Why should you choose a journal before writing a first draft?

In life it often pays to be prepared. For example, before going for a night out we check that we have enough cash to avoid embarrassment when trying to get drinks. This same level of preparation and preparedness is also essential when you are writing a manuscript for submission to a journal.

Each journal is different and may have different rules on how much you can write and how to structure your manuscript. This might limit the number of figures or references you can include, or request specific details be included in subsections. You may think that you can edit your manuscript to meet these guidelines at a late stage, but this can be hard. If you have cited 100 references and are allowed a maximum of 30 which should you cull?

Maybe you think that you do not need to abide by these rules and your work will be accepted whatever. I have found that this is often not the case. For example, if you submit a manuscript that is overly long the editor will send it back with a request to edit the word count down and resubmit. This is additional work and time that could be better spent moving the research forward or writing grant applications.

I would, therefore, advise you to select your target journal, having written an outline and before you write a first draft. This enables unconstrained creativity when developing the initial flow of the article and deciding what to include, but then allows a targeted approach after this, which can maximize your chance of being considered by your chosen journal. By selecting the journal after the outline you also have more information at your disposal about the proposed manuscript and can reject journals if they do not allow a particular aspect of your manuscript, possibly seven huge tables or a video.

So be prepared and increase your chances of success!

Why is everything a story?

When we think about scientific and technical writing we generally do not think of the outcome as a story. Indeed, saying that it is a story might be considered by some people as an insult, as they consider stories to be made up and not based completely on fact. However, to me every time we communicate we are trying to tell a story. We are trying to convey ideas in a logical and step-wise manner, leading people through our considerations and thoughts and showing how we reached our conclusions.

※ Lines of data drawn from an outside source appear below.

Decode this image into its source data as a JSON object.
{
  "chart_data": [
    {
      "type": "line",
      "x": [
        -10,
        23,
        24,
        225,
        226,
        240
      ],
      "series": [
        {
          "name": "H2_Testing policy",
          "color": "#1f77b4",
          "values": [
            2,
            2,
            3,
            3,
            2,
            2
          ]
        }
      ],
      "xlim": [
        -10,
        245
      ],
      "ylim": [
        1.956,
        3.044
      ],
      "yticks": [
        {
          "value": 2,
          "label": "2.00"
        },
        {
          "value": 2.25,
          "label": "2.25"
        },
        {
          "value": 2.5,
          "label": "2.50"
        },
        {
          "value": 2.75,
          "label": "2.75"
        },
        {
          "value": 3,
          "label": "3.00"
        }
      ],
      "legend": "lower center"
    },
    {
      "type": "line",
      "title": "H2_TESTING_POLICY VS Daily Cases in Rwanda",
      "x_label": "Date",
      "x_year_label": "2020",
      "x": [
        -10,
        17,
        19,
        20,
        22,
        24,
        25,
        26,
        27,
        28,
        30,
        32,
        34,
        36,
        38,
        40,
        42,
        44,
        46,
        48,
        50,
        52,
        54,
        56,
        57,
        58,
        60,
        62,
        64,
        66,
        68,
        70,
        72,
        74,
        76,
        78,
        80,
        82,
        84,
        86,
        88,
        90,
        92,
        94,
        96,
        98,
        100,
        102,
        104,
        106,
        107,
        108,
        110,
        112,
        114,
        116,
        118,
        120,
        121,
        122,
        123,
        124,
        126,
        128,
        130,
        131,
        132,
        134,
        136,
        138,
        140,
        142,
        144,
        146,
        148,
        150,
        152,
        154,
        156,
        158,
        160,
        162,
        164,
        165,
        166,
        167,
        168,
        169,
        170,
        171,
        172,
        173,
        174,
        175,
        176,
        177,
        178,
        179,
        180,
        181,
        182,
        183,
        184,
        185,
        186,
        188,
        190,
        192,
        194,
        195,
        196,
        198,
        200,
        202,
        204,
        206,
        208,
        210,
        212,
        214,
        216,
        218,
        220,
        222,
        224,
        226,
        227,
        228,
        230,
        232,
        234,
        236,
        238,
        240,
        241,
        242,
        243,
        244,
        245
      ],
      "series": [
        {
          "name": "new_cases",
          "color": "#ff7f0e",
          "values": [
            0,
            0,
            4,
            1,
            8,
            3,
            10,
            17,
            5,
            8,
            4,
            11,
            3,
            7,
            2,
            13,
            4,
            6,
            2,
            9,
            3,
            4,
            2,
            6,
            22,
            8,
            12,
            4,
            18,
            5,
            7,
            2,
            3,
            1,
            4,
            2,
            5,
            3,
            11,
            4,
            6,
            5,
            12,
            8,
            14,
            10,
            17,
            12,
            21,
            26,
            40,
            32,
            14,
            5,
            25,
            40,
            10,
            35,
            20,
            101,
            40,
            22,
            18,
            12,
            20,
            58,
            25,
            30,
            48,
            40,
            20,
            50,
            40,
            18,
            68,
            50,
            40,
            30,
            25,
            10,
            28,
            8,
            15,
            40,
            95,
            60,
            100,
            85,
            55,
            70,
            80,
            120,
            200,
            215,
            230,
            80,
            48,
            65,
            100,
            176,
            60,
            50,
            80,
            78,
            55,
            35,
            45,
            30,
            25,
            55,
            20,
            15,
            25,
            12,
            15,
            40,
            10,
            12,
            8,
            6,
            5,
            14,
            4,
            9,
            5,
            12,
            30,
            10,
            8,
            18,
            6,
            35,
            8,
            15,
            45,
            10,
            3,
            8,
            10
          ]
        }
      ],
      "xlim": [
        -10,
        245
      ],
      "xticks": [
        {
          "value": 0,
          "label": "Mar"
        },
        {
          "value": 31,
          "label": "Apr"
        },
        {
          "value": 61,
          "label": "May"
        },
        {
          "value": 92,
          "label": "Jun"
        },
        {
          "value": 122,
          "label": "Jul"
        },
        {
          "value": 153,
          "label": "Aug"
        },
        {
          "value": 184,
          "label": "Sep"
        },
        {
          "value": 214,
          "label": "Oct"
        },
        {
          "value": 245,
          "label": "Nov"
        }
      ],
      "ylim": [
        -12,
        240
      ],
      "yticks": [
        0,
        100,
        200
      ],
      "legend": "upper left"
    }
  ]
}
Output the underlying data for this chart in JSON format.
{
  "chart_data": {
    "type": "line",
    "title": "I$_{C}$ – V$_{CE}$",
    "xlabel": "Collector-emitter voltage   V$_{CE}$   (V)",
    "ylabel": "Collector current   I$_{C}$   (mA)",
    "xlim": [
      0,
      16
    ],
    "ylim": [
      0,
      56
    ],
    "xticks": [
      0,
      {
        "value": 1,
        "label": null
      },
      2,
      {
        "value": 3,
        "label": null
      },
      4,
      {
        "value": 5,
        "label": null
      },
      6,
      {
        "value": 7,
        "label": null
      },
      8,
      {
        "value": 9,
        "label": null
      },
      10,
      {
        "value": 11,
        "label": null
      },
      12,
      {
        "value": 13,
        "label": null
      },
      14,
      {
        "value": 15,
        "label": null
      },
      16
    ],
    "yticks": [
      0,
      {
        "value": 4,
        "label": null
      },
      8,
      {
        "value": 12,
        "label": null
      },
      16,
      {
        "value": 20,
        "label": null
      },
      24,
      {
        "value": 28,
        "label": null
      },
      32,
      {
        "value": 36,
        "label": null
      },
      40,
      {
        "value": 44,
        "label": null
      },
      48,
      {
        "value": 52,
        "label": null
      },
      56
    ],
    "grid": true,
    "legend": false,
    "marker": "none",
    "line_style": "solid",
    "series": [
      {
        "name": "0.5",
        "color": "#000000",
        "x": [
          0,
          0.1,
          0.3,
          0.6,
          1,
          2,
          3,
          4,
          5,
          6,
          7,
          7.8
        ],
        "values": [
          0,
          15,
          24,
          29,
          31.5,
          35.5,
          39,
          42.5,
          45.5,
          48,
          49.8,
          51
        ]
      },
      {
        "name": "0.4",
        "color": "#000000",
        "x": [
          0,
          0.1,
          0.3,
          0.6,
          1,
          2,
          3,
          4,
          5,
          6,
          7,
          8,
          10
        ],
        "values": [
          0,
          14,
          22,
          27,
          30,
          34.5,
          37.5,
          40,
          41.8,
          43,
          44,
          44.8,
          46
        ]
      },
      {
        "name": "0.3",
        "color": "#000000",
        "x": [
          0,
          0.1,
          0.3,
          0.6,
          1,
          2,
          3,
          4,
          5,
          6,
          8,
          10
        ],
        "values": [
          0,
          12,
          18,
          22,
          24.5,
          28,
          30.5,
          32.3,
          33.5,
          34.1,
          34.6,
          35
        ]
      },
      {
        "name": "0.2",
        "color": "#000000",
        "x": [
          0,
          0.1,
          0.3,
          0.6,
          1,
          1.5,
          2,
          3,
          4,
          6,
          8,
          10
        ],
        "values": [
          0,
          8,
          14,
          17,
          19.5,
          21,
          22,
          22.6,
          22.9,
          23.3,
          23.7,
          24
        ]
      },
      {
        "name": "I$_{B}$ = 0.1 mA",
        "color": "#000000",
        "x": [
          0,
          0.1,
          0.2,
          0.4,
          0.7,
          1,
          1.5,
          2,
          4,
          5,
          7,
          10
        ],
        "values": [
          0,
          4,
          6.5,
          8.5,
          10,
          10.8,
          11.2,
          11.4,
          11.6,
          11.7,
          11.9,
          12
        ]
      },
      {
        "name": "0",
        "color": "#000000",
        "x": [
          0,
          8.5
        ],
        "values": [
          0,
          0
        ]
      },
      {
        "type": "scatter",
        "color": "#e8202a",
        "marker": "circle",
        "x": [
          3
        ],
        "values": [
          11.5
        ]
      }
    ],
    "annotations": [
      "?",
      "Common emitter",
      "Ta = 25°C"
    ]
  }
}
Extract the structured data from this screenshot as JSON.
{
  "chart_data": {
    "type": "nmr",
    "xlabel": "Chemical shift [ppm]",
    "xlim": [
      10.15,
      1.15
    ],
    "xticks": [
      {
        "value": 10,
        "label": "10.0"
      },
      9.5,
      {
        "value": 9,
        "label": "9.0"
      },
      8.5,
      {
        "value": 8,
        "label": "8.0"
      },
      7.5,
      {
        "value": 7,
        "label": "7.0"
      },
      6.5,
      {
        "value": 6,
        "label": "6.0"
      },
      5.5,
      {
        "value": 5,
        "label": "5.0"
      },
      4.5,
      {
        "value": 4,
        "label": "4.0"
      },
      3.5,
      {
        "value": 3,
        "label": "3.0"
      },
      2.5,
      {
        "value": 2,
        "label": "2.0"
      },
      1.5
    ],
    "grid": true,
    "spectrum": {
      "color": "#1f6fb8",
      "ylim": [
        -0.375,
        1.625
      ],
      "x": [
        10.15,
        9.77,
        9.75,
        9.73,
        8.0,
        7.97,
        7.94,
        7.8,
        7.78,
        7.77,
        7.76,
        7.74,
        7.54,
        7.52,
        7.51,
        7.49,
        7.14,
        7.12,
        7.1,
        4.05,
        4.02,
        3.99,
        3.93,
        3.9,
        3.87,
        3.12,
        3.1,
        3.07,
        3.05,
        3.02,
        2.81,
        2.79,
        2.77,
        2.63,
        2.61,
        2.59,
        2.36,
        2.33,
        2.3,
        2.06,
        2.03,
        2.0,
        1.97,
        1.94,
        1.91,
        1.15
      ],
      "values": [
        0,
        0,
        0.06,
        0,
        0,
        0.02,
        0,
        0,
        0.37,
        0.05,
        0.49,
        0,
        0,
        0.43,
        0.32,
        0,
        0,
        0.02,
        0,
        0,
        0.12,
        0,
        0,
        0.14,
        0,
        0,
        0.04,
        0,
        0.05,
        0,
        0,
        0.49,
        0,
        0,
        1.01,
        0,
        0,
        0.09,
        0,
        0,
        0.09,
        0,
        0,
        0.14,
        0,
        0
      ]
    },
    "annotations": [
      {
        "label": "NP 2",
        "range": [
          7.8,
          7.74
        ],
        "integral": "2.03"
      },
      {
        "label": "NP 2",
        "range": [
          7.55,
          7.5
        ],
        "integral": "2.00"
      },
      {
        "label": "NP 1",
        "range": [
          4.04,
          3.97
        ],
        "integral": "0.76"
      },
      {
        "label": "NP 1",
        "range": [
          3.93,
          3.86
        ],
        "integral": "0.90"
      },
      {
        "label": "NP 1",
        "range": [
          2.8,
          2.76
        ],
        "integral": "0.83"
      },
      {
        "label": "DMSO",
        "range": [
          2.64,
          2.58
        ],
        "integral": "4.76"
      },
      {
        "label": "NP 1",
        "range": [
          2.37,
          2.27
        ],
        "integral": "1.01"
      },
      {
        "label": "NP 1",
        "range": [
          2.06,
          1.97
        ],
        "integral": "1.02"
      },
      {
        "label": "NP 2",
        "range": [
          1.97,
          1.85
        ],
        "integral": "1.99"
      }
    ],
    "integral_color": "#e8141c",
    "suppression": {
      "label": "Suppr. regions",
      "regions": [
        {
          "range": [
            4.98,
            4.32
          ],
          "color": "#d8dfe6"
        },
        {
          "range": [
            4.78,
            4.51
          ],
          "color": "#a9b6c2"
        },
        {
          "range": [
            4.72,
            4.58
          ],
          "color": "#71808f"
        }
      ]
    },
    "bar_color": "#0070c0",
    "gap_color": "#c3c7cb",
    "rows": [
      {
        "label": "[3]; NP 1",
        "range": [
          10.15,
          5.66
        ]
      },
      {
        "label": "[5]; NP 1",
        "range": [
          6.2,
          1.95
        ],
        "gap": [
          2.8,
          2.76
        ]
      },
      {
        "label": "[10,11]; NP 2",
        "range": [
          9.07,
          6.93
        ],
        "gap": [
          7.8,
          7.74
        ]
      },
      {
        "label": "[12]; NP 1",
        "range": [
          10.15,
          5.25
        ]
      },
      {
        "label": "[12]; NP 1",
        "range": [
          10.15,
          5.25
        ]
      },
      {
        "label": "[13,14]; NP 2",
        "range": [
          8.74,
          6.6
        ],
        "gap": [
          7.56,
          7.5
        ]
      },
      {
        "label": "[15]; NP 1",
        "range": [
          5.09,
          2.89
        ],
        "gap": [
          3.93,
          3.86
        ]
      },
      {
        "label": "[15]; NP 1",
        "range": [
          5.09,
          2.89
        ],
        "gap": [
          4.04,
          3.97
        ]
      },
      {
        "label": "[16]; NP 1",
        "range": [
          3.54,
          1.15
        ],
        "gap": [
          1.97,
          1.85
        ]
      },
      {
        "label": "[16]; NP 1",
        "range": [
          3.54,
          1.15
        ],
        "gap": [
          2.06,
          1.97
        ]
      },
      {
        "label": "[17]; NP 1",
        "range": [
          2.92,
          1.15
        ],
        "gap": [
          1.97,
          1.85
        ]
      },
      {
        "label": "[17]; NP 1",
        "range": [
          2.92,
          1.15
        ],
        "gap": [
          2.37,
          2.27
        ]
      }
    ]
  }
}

To demonstrate my thinking I shall break down a manuscript into its constituent parts and highlight how this links to story telling.


This is you ‘hook’ into your research or review. Why are you asking these questions? What led you to make the decision to undertake this project? It generally ends with you hypothesis and ideally readers will be asking the same question as you at this point.

Methods and Results

These are the story of what you did to test your hypothesis and the data/results you obtained. Once again there should be a logical flow as to why you did the experiment based upon your hypothesis and how further experiments and analyses build upon this initial experiment.


This is the denouement of your story where you pull together everything you have learned from your research, together with what was known before and discuss what you have learned and how it affects thinking on the topic being researched. It may also include a cliffhanger where next steps are discussed.